According to ROC statistics IL-33 levels, which are assessed at admission and exceed the cut-off value of 4.77 pg/mL, they accurately identify 71.8% of polytraumatized patients developing ARDS, whereas 75.7% of the individuals with an initial IL-33 level lower than 4.77 pg/mL are expected not to suffer from ARDS. Unfortunately, our cut-off value is not statically robust enough to identify initial IL-33 as a reliable predictor of ARDS; nevertheless, it might yield distinct information for the clinician. IL-33 release is not lung-specific; it is also expressed at epithelial surfaces in the skin, stomach, intestine, salivary gland, vagina, and lung [34]. Moreover, transient release of endogenous IL-33 has been reported after mechanical skin injury [35] and, because of its widespread expression in the nuclei of endothelial cells from blood vessels along the vascular tree, IL-33 can be found in almost all human organs [3]. Due to the multitude of possible sources of IL-33 in the human body, the high initial IL-33 levels may indicate alarming rates of necrotic cell death in several vital organs, thus alerting a compromised patient condition at admission that necessitates damage control orthopedics. Early total care, associated with a prolonged surgery time, may induce an even more compromising secondary impact on the injured organism. However, using our cut-off value of 11.19 pg/mL, we were able to identify a lethal outcome in polytraumatized patients with an accuracy of 80%, supporting our hypothesis.

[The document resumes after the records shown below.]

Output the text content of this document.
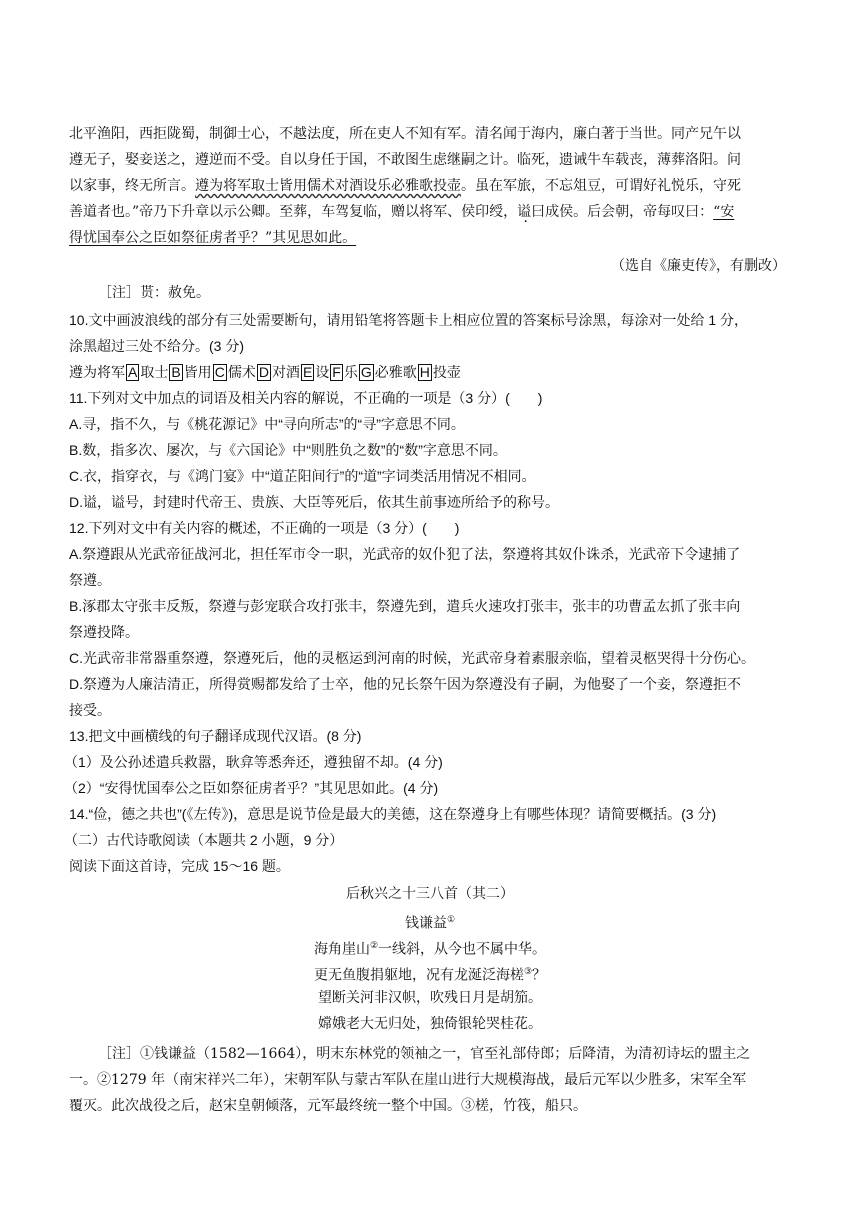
北平渔阳，西拒陇蜀，制御士心，不越法度，所在吏人不知有军。清名闻于海内，廉白著于当世。同产兄午以
遵无子，娶妾送之，遵逆而不受。自以身任于国，不敢图生虑继嗣之计。临死，遗诫牛车载丧，薄葬洛阳。问
以家事，终无所言。遵为将军取士皆用儒术对酒设乐必雅歌投壶。虽在军旅，不忘俎豆，可谓好礼悦乐，守死
善道者也。”帝乃下升章以示公卿。至葬，车驾复临，赠以将军、侯印绶，谥曰成侯。后会朝，帝每叹曰：“安
得忧国奉公之臣如祭征虏者乎？”其见思如此。
（选自《廉吏传》，有删改）
［注］贳：赦免。
10.文中画波浪线的部分有三处需要断句，请用铅笔将答题卡上相应位置的答案标号涂黑，每涂对一处给 1 分，
涂黑超过三处不给分。(3 分)
遵为将军 A 取士 B 皆用 C 儒术 D 对酒 E 设 F 乐 G 必雅歌 H 投壶
11.下列对文中加点的词语及相关内容的解说，不正确的一项是（3 分）(　　)
A.寻，指不久，与《桃花源记》中“寻向所志”的“寻”字意思不同。
B.数，指多次、屡次，与《六国论》中“则胜负之数”的“数”字意思不同。
C.衣，指穿衣，与《鸿门宴》中“道芷阳间行”的“道”字词类活用情况不相同。
D.谥，谥号，封建时代帝王、贵族、大臣等死后，依其生前事迹所给予的称号。
12.下列对文中有关内容的概述，不正确的一项是（3 分）(　　)
A.祭遵跟从光武帝征战河北，担任军市令一职，光武帝的奴仆犯了法，祭遵将其奴仆诛杀，光武帝下令逮捕了
祭遵。
B.涿郡太守张丰反叛，祭遵与彭宠联合攻打张丰，祭遵先到，遣兵火速攻打张丰，张丰的功曹孟厷抓了张丰向
祭遵投降。
C.光武帝非常器重祭遵，祭遵死后，他的灵柩运到河南的时候，光武帝身着素服亲临，望着灵柩哭得十分伤心。
D.祭遵为人廉洁清正，所得赏赐都发给了士卒，他的兄长祭午因为祭遵没有子嗣，为他娶了一个妾，祭遵拒不
接受。
13.把文中画横线的句子翻译成现代汉语。(8 分)
（1）及公孙述遣兵救嚣，耿弇等悉奔还，遵独留不却。(4 分)
（2）“安得忧国奉公之臣如祭征虏者乎？”其见思如此。(4 分)
14.“俭，德之共也”(《左传》)，意思是说节俭是最大的美德，这在祭遵身上有哪些体现？请简要概括。(3 分)
（二）古代诗歌阅读（本题共 2 小题，9 分）
阅读下面这首诗，完成 15～16 题。
后秋兴之十三八首（其二）
钱谦益①
海角崖山②一线斜，从今也不属中华。
更无鱼腹捐躯地，况有龙涎泛海槎③？
望断关河非汉帜，吹残日月是胡笳。
嫦娥老大无归处，独倚银轮哭桂花。
［注］①钱谦益（1582—1664），明末东林党的领袖之一，官至礼部侍郎；后降清，为清初诗坛的盟主之
一。②1279 年（南宋祥兴二年），宋朝军队与蒙古军队在崖山进行大规模海战，最后元军以少胜多，宋军全军
覆灭。此次战役之后，赵宋皇朝倾落，元军最终统一整个中国。③槎，竹筏，船只。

As expected of an alarmin, IL-33 levels declined in 96.2% of our patients within the first two post-traumatic days. The rapid inactivation of the released protein, which limits its range and duration of action, in combination with an increasingly smaller release from necrotic cells might be the reason for this finding.

Conclusions

As serum IL-33 levels increased in all of our patients immediately after they had sustained multiple injuries, IL-33 can be considered as an alarmin in the response to polytrauma, indicating the amount of damaged structural cells by mechanical impact. Particularly high initial IL-33 levels were detected in individuals experiencing both PLI and ARDS, probably due to the highest amount of necrotic epithelial lung cells. Although we were able to identify IL-33 release after trauma as an initial event in the inflammatory process of direct ARDS, initial IL-33 levels did not provide sufficient statistical reliability as a predictor of ARDS in polytrauma care. However, considering our findings, we advocate the option of a damage control approach when elevated IL33 serum levels are encountered in the acute setting of polytrauma treatment. Furthermore, initial IL-33 levels might serve as an indicator of impending death in polytraumatized patients already at admission. Being aware of the fact that our cut-off value can only be considered as an indicative parameter due to the small number of fatalities in our study group, we recommend large multi-center trials in order to provide a reliable cut-off value.